Le scénariste Jean-Claude Carrière qui a vécu toute son enfance dans l’Hérault est tombé sous le charme du travail d’Olivier Camen, qu’il présente dans un texte disponible sur le site de l’artiste: “Ce que nous pouvons voir dans le travail d’Olivier Camen, mais chacun peut y voir ce qu’il veut, aucune vision ne s’impose, c’est au-delà de la nostalgie, une tentative de cet ordre, particulièrement originale.
Elle consiste à récupérer quelques vestiges d’autrefois, le plus souvent des photographies (le siècle qui nous a vus naître en déborde) et à leur donner une vie nouvelle.
Olivier est un artiste, à n’en pas douter, mais aussi un artisan et surtout, sans qu’il s’en doute peut-être, un prêtre. Ce qu’il tient d’un rituel patient, semblable par moments à celui des anciens Egyptiens. La cérémonie qu’il célèbre est solitaire et minutieuse. Il veut conserver, mais sous une forme idéale (…)”.
The Wizard
Antoine Casals, alias The Wizard est un artiste graphiste de Montpellier d’une trentaine d’années, qui s’est d’abord fait connaître dans la mouvance du street-art en collant des affiches dans la rue.
On était en 2004 et comme beaucoup, l’artiste puisait son inspiration dans les paysages urbains: la ville l’inspire et la ville lui permet ensuite de montrer ses œuvres, souvent de petits personnages très simples (voire des vers de terre), qu’il restitue ensuite en les collant sur les murs de la ville.
Mais l’œuvre de l’artiste a depuis considérablement évolué.

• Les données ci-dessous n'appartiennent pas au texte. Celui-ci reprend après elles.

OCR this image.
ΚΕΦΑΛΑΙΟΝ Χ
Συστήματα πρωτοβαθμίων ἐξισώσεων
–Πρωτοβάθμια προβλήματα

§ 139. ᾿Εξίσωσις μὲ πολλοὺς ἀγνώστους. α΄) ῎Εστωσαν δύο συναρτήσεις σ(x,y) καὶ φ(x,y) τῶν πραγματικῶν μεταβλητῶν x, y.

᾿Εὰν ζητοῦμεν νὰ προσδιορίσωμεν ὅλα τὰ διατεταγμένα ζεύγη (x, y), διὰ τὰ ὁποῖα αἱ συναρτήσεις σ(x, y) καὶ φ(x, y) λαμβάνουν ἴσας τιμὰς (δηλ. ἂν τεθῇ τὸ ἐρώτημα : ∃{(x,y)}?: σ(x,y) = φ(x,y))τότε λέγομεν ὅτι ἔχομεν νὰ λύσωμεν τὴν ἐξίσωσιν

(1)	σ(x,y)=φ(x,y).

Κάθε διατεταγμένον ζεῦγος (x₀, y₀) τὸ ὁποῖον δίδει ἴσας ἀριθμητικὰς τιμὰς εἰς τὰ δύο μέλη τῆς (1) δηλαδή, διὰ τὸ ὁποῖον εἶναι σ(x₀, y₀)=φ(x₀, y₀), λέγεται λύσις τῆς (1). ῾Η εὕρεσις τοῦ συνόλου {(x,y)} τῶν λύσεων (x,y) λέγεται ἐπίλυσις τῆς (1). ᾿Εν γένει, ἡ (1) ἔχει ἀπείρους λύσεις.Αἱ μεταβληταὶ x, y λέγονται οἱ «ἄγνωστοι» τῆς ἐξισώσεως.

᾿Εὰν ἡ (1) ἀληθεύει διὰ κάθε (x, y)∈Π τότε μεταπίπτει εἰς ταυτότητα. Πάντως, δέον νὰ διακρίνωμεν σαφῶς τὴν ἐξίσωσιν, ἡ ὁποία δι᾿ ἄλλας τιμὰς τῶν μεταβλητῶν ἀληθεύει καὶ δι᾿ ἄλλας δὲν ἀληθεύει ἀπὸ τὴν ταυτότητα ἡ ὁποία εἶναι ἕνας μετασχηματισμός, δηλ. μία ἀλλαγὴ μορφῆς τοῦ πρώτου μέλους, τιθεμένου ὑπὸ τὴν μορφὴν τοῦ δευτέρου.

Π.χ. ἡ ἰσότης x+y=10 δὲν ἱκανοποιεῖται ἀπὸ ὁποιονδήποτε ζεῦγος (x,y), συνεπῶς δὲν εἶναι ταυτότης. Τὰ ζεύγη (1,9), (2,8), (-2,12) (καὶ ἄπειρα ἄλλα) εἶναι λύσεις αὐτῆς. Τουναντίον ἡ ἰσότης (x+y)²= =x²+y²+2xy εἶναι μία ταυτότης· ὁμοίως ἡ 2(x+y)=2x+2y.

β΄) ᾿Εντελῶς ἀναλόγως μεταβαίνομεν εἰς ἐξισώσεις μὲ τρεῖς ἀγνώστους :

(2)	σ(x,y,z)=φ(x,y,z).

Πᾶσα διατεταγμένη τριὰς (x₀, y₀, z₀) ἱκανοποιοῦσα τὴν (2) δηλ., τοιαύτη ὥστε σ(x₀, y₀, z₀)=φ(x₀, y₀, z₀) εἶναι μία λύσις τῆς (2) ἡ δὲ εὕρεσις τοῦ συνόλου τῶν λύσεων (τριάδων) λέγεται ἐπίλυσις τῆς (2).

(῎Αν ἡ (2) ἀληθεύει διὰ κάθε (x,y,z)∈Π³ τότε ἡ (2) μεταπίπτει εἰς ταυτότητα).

Aujourd’hui, il doit sa notoriété à des œuvres beaucoup plus originales, des tableaux réalisés en atelier, à partir de papiers découpés, aux couleurs franches et acidulées, installés ensuite les uns sur les autres, grâce à des mousses isolantes, dans des installations en volume, fixées et figées ensuite dans un cadre.
La technique paraît simple, et les réalisations frappent au départ par leurs motifs géométriques et abstraits.
Mais elles s’intègrent à des formes plus précises, généralement humaines: elles donnent vie à un corps, elles sont surmontées d’une tête, etc. et l’ensemble prend alors une nouvelle dimension, beaucoup plus énigmatique.
The Wizard a exposé l’an dernier dans le cadre du K-Life, ou encore dans plusieurs lieux à Marseille, que ce soit en galerie ou dans le cadre d’une maison du Vieux Panier confiée à différents artistes de la mouvance Street-art.